يٰٓاَيُّهَا النَّاسُ اِنَّا خَلَقْنٰكُمْ مِّنْ ذَكَرٍ وَّاُنْثٰى وَجَعَلْنٰكُمْ شُعُوْبًا وَّقَبَاۤىِٕلَ لِتَعَارَفُوْا ۚ اِنَّ اَكْرَمَكُمْ عِنْدَ اللّٰهِ اَتْقٰىكُمْ ۗاِنَّ اللّٰهَ عَلِيْمٌ خَبِيْرٌ

Majalah TebuirengIklan Tebuireng Online

“Wahai manusia, sesungguhnya Kami telah menciptakan kamu dari seorang laki-laki dan perempuan. Kemudian, Kami menjadikan kamu berbangsa-bangsa dan bersuku-suku agar kamu saling mengenal. Sesungguhnya yang paling mulia di antara kamu di sisi Allah adalah orang yang paling bertakwa. Sesungguhnya Allah Maha Mengetahui lagi Maha Teliti.” (QS. Al-Hujurat: 13).
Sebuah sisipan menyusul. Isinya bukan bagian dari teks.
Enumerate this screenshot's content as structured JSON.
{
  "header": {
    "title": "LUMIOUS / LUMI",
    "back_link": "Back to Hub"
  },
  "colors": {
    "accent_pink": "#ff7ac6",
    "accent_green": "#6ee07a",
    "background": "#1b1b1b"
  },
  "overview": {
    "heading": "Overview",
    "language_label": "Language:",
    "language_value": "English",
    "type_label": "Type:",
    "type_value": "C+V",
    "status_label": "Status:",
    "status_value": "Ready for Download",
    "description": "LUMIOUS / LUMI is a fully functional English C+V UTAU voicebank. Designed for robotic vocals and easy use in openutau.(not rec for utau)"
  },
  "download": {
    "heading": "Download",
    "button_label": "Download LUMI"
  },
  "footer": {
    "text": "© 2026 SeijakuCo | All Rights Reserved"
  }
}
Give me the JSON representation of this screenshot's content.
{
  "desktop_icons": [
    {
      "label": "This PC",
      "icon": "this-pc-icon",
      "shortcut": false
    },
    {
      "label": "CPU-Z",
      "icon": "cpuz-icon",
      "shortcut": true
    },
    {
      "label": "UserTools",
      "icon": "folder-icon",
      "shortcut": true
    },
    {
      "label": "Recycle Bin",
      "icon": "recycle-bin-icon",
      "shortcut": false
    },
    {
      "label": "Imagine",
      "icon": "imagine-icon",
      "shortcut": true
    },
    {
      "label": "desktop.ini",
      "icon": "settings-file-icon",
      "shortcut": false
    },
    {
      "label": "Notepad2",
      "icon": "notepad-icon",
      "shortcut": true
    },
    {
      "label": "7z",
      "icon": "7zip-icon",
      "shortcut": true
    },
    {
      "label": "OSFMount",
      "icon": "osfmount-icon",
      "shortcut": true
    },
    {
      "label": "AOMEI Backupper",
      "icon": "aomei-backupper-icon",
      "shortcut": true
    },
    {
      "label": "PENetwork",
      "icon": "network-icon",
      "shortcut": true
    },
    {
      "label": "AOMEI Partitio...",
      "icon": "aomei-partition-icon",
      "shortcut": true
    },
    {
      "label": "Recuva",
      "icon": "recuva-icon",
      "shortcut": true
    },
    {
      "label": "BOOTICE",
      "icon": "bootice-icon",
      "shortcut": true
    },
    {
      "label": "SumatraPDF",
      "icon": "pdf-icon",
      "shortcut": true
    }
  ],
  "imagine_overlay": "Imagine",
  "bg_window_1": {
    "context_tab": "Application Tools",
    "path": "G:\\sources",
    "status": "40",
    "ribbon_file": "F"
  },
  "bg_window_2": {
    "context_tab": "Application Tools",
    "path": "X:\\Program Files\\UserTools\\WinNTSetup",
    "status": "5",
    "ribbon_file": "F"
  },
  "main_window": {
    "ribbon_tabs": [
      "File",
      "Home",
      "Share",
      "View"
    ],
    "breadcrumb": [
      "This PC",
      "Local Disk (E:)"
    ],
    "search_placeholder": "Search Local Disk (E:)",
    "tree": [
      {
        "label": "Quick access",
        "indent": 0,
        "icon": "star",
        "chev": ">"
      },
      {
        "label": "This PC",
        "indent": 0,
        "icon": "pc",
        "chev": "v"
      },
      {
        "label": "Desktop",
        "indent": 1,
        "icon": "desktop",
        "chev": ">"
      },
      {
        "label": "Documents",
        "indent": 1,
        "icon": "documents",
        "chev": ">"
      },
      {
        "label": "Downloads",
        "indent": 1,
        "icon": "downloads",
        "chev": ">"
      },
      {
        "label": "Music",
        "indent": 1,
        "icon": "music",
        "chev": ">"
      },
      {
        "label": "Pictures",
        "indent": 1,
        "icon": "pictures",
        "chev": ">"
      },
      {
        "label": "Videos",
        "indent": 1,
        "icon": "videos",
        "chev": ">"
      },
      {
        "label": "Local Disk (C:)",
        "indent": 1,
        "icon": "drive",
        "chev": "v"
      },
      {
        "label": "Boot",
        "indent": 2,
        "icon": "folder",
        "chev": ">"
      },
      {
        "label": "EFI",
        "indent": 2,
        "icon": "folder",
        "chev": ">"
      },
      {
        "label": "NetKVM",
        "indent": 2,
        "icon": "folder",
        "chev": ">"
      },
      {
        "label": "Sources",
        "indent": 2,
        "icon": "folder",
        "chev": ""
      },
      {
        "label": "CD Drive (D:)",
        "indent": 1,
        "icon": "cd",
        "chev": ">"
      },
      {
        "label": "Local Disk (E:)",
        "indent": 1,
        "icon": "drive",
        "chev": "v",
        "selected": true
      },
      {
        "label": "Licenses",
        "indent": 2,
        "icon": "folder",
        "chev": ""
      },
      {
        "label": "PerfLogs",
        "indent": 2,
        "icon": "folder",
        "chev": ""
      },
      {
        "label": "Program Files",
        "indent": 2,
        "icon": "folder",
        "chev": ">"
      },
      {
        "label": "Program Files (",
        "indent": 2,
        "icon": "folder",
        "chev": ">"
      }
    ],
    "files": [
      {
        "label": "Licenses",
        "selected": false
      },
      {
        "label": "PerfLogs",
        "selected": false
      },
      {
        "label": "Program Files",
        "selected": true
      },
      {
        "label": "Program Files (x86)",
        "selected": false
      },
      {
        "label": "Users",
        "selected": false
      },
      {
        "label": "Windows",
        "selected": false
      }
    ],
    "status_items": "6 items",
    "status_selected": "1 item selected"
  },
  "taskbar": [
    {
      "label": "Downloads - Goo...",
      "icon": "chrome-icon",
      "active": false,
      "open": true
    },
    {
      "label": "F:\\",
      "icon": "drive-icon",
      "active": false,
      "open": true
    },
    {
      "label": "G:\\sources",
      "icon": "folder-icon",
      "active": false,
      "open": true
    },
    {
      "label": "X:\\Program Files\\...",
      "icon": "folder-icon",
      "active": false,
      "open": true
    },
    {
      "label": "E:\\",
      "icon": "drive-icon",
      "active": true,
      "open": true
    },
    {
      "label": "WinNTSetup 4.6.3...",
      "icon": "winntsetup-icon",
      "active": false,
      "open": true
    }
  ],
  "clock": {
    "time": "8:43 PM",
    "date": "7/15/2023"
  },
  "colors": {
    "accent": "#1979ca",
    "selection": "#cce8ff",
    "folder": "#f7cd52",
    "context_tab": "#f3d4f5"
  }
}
Baca Juga: Islam dan Toleransi: Mampukah Kita Berbeda Tanpa Membenci?

Ayat ini mengandung pesan mendalam bahwa perbedaan adalah sarana untuk saling mengenal, bukan saling menonjolkan diri atau merendahkan yang lain. Ta’aruf menjadi dasar utama komunikasi antar budaya dalam Islam: mengenal, memahami, dan menghormati.
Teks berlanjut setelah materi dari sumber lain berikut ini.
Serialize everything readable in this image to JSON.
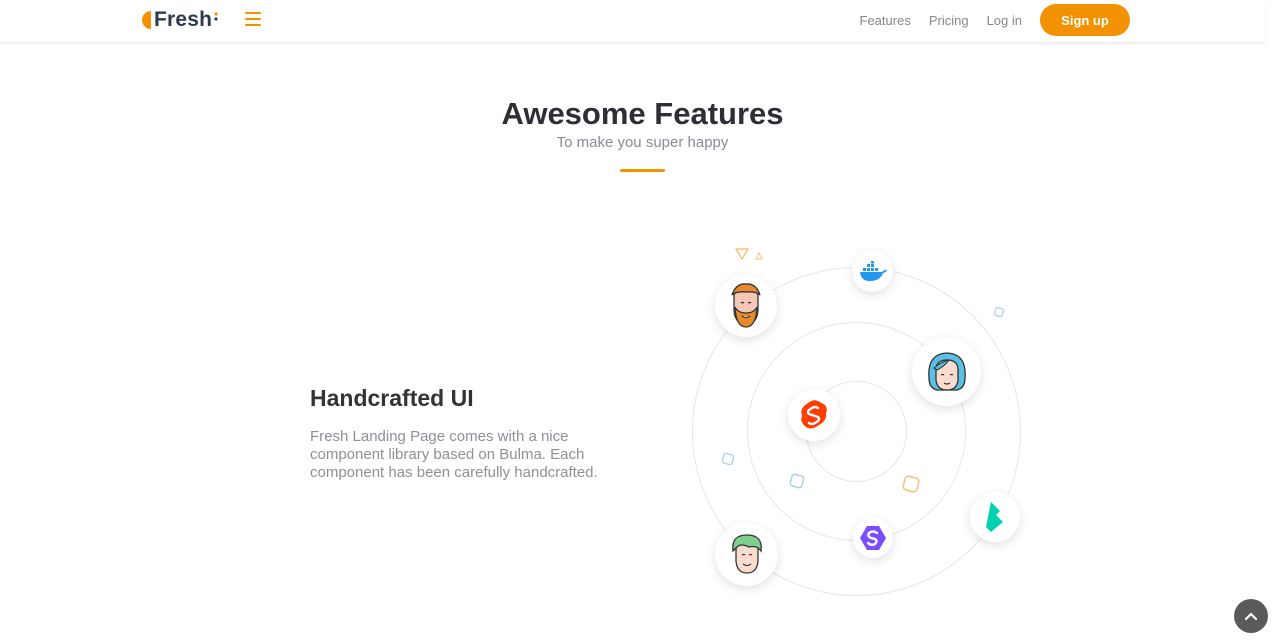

KH. Hasyim Asy’ari dalam Adab al-‘Alim wa al-Muta‘allim juga menegaskan pentingnya adab dalam setiap interaksi, terutama komunikasi. Beliau mengajarkan bahwa ilmu dan perkataan tidak akan bermanfaat bila tidak diiringi adab. Dalam konteks komunikasi antar budaya, nasihat ini bermakna luas, bahwa setiap kata, sikap, dan ekspresi harus disampaikan dengan kesantunan dan penghormatan terhadap perbedaan.

Teladan Rasulullah dalam Berkomunikasi Lintas Budaya

Rasulullah ﷺ adalah teladan sempurna dalam berkomunikasi dengan berbagai kelompok dan budaya. Beliau hidup di tengah masyarakat yang plural. Ada Quraisy, Yahudi, Nasrani, hingga kabilah-kabilah dari luar Jazirah Arab. Masing-masing memiliki tradisi, bahasa, dan kebiasaan yang berbeda.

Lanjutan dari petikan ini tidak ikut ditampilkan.